According to a study by Watson Institute at Brown University, since 9/11 we have been loosing astronomical numbers of service members to suicide. The study states that 7,057 member died in war efforts.

We have lost over 30,000 service members and veterans to suicide. The extensive study details how the military rate came to be so high, far surpassing the rates for civilians.

In the 35 pages the study says brain injuries, wartime injury treatment, public sentiment, and the extensive length of the wars increased the suicide rate. In 2018, the number rose 49% over previous years.

Rate Factors

Factors that are specialized to post 9/11 don’t include traditional causes, factors like trauma, sexual abuse, lack of self-help support, moral responsibility among service members, and gun ownership.

The study author Thomas Howard Suitt, Ph.D., said, “This trend is deeply alarming.”

He also said the trend shows a great failure on the part of the military. They are not managing “the mental health cost of our current conflicts.”

Men Behind the Numbers

A cost he details in the study using statics from service member and their families stories. People who knew them best.
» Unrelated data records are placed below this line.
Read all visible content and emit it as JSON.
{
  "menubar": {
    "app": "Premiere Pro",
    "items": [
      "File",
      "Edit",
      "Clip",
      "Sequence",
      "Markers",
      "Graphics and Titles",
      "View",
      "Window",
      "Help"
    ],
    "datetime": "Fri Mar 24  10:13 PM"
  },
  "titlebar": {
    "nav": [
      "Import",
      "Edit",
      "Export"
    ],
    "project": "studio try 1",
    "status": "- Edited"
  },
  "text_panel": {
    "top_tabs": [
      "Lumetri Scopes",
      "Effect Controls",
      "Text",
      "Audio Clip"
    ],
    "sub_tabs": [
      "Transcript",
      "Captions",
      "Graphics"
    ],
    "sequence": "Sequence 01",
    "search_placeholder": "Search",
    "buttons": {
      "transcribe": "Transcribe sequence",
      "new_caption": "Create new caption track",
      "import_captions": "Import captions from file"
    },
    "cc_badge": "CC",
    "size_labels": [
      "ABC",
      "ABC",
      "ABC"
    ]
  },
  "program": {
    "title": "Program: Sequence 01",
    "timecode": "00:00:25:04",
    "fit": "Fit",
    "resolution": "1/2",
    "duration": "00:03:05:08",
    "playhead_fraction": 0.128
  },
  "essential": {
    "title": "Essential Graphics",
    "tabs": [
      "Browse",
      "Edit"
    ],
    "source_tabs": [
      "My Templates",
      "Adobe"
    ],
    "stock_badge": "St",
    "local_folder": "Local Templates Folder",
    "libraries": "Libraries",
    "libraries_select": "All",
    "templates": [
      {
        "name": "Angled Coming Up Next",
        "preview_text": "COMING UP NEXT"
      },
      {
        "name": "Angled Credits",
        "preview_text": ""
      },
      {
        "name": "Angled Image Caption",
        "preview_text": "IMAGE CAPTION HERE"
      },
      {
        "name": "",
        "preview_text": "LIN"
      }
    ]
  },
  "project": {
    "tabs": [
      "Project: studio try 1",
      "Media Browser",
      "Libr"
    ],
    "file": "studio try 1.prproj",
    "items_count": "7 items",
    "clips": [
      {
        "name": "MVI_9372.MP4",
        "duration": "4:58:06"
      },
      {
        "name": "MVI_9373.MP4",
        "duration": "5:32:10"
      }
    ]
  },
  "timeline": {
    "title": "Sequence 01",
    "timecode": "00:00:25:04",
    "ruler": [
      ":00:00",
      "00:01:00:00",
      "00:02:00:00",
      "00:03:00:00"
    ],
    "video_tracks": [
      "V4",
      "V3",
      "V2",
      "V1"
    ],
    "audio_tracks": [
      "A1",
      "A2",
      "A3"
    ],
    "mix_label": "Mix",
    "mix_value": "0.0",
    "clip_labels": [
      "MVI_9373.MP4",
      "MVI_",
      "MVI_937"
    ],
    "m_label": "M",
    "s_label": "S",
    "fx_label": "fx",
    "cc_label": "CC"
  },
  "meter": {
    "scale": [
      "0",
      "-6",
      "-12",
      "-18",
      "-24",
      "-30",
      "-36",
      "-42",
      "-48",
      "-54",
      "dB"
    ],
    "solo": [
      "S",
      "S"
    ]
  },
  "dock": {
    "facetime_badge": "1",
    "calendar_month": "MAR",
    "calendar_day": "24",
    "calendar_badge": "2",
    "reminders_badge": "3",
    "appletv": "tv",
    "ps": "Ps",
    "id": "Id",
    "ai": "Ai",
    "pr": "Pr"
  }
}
One service member was Marine Lt. Col. Brett A. Hart. He was a helicopter and MV-22B Osprey pilot almost ready to retire after serving for 30 years. He never made it to retirement.

Former Task & Purpose columnist and Marine aviator said, “Brett was one of the people that was so with it. He would be the guy I would call for advice. I can’t figure out why he would do this.”

The rate of reservists dying has risen too.

TBI’s

Traumatic brain injuries are one of the main causes of a higher suicide rate. One in five service members have received an injury, some more than one.

Russel Worth Parker had 17 saying he was “chronically tired,” “subsequently angry,” and “depressed.” PTSD, lack of sleep, and other traumas continue to add to the problems for many service members.

“Unless the U.S. government and U.S. society makes significant changes in the ways we manage the mental health crisis among our service members and veterans, suicide rates will continue to climb. That is a cost of war we cannot accept.”